Our approach isn’t just about enabling people to practice their faith. It’s about allowing people to act upon their faith.

To provide public services, to undertake social action, to enhance communities.
Not being suspicious of their motives, or fearing that they will be proselytising.
But understanding that charity, virtue, and helping others are key components of religion.

And that, more often than not, people who do God do good.

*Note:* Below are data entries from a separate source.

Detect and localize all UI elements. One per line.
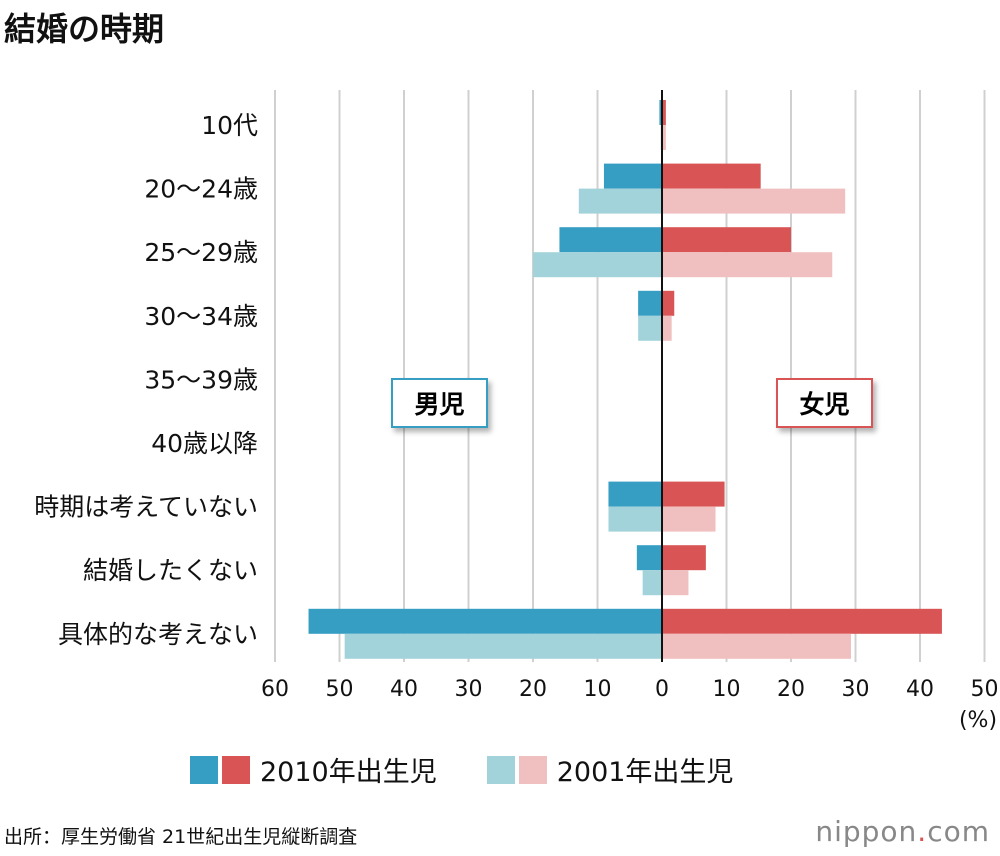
category-label: 20〜24歳 — [144, 175, 258, 204]
unit-label: (%) — [959, 708, 997, 733]
bar-left-2001 — [578, 188, 662, 214]
tick-label: 0 — [655, 677, 669, 702]
category-label: 10代 — [201, 111, 258, 140]
legend-swatch-2001-male — [486, 755, 515, 784]
tick-label: 20 — [519, 677, 547, 702]
legend-label-2001: 2001年出生児 — [556, 757, 734, 788]
bar-left-2001 — [344, 633, 662, 659]
tick-label: 10 — [584, 677, 612, 702]
tick-label: 30 — [842, 677, 870, 702]
bar-left-2001 — [608, 506, 662, 532]
tick-label: 50 — [971, 677, 999, 702]
legend-label-2010: 2010年出生児 — [260, 757, 437, 788]
bar-left-2010 — [608, 481, 662, 507]
tick-label: 10 — [713, 677, 741, 702]
bar-right-2001 — [662, 570, 689, 596]
bar-left-2010 — [638, 290, 662, 316]
nippon-logo: nippon.com — [815, 815, 990, 848]
bar-right-2001 — [662, 506, 716, 532]
bar-left-2010 — [603, 163, 662, 189]
category-label: 時期は考えていない — [34, 493, 258, 522]
female-label: 女児 — [776, 378, 873, 428]
bar-right-2001 — [662, 188, 846, 214]
legend: 2010年出生児 2001年出生児 — [190, 750, 733, 789]
bar-left-2010 — [308, 608, 662, 634]
bar-right-2010 — [662, 227, 791, 253]
category-label: 具体的な考えない — [58, 620, 258, 649]
butterfly-chart: 10代 20〜24歳 25〜29歳 30〜34歳 35〜39歳 40歳以降時期は考えていな… — [34, 90, 999, 733]
bar-right-2010 — [662, 608, 942, 634]
source-note: 出所：厚生労働省 21世紀出生児縦断調査 — [4, 826, 358, 848]
category-label: 40歳以降 — [151, 429, 258, 458]
bar-right-2010 — [662, 100, 666, 125]
bar-left-2010 — [559, 227, 662, 253]
bar-right-2010 — [662, 481, 725, 507]
category-label: 30〜34歳 — [144, 302, 258, 331]
tick-label: 20 — [777, 677, 805, 702]
bar-left-2010 — [659, 100, 662, 125]
category-label: 35〜39歳 — [144, 365, 258, 394]
chart-title: 結婚の時期 — [4, 10, 165, 48]
tick-label: 60 — [261, 677, 289, 702]
bar-left-2001 — [533, 252, 662, 278]
bar-right-2001 — [662, 252, 833, 278]
bar-left-2001 — [642, 570, 662, 596]
bar-right-2001 — [662, 315, 672, 341]
bar-right-2010 — [662, 163, 761, 189]
bar-left-2001 — [638, 315, 662, 341]
tick-label: 40 — [906, 677, 934, 702]
legend-swatch-2001-female — [518, 755, 547, 784]
category-label: 25〜29歳 — [144, 238, 258, 267]
legend-swatch-2010-male — [190, 755, 218, 784]
bar-right-2010 — [662, 290, 675, 316]
bar-right-2001 — [662, 125, 666, 150]
category-label: 結婚したくない — [83, 556, 258, 585]
legend-swatch-2010-female — [222, 755, 250, 784]
tick-label: 30 — [455, 677, 483, 702]
bar-right-2010 — [662, 545, 706, 571]
bar-left-2010 — [636, 545, 662, 571]
tick-label: 50 — [326, 677, 354, 702]
tick-label: 40 — [390, 677, 418, 702]
bar-right-2001 — [662, 633, 851, 659]
male-label: 男児 — [391, 378, 488, 428]
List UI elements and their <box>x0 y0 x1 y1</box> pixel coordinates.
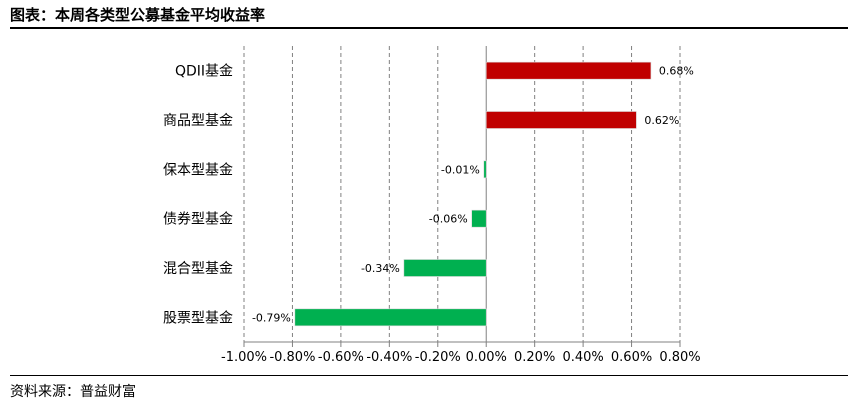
x-tick-label: -0.80% <box>269 350 315 365</box>
category-label: QDII基金 <box>175 63 233 80</box>
x-tick-label: -0.60% <box>318 350 364 365</box>
x-tick-label: 0.40% <box>562 350 603 365</box>
bar <box>471 209 487 228</box>
bar <box>485 61 652 80</box>
x-tick-label: 0.60% <box>611 350 652 365</box>
data-label: -0.79% <box>252 311 291 324</box>
x-tick-label: 0.00% <box>466 350 507 365</box>
data-label: 0.68% <box>659 65 694 78</box>
category-label: 债券型基金 <box>163 211 233 228</box>
title-underline <box>10 27 848 29</box>
category-label: 商品型基金 <box>163 112 233 129</box>
data-label: -0.34% <box>361 262 400 275</box>
category-label: 保本型基金 <box>163 161 233 178</box>
x-tick-label: -1.00% <box>221 350 267 365</box>
bar <box>403 259 487 277</box>
category-label: 混合型基金 <box>163 260 233 277</box>
bar <box>485 111 637 129</box>
chart-title: 图表：本周各类型公募基金平均收益率 <box>10 6 266 24</box>
data-label: -0.06% <box>429 213 468 226</box>
bar <box>483 160 487 179</box>
x-tick-label: 0.80% <box>659 350 700 365</box>
data-label: 0.62% <box>644 114 679 127</box>
bar <box>294 308 487 327</box>
category-label: 股票型基金 <box>163 309 233 326</box>
data-label: -0.01% <box>441 163 480 176</box>
source-note: 资料来源：普益财富 <box>10 384 136 400</box>
footer-rule <box>10 375 848 376</box>
x-tick-label: -0.20% <box>415 350 461 365</box>
x-tick-label: 0.20% <box>514 350 555 365</box>
x-tick-label: -0.40% <box>366 350 412 365</box>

We fund the Church of England, through the Church Urban Fund, for the social action Near Neighbours programme. Bringing together different faiths to bring about real change in communities. And we have removed the barrier of discriminatory attitudes in government against faith groups winning voluntary sector contracts. I know that Mrs Thatcher would have approved of devolving power to faith communities. There was nobody clearer on society’s duties to its fellow man, and the shortcomings of the state.

As she once said: “I wonder whether the State services would have done as much for the man who fell among thieves as the Good Samaritan did for him?” And I like to think we are mobilising Good Samaritans the country over.

There is a third strand of our approach to faith in politics.

It is a whole-hearted, unwavering intolerance of intolerance.

This government completely rejects discrimination against a person because of their faith.

Quite apart from our emphasis on interfaith programmes, on tackling anti-Semitism, on recording incidents of hate crime. I am proud to say we have done more than any other government to tackle Islamophobia. Churchill may have had some interesting things to say about Islam. But I will leave it to Warren Dockter to address that issue specifically, and I am interested to read his new book on the subject.

Personally, I think Churchill’s own removal of his passage on Islam from The River War shows that he revised and contextualised some of these views.

After all, this was a man who argued for “a spirit of religious toleration”.

And who took the bigots to task, berating one anti-Semitic politician and telling him his views did not represent the Conservative Party. Arguing that it was quite possible to be a good Englishman and a good Jew. And that has inspired me again and again to say that it is entirely possible to be British and Muslim.

So I hope I have been able to demonstrate that we are staying true to our roots. Putting faith in its rightful place – at the heart of British politics. Of course there are those who disagree. Who describe faith leaders and politicians as a “gruesome combination”. Who talk about curbing my “theocratic ambitions”. Who say that the country should brace itself for the pro-religion Conservatives’ return to power. But that’s enough airtime for the National Secular Society.

What really matters is that we support people in their right to believe.

That we mobilise those who want to do good deeds motivated by the faith.

And that we protect people from discrimination, bigotry and intolerance.

That is our stance on the place of faith in politics.
I know Churchill would have welcomed it.
I know Mrs Thatcher would have championed it.
And that is why we, as a party, and I, as a politician, are committed to it.

Thank you.

Baroness Warsi gave the address at a conference at the Churchill Archives in the University of Cambridge on Monday 11 November.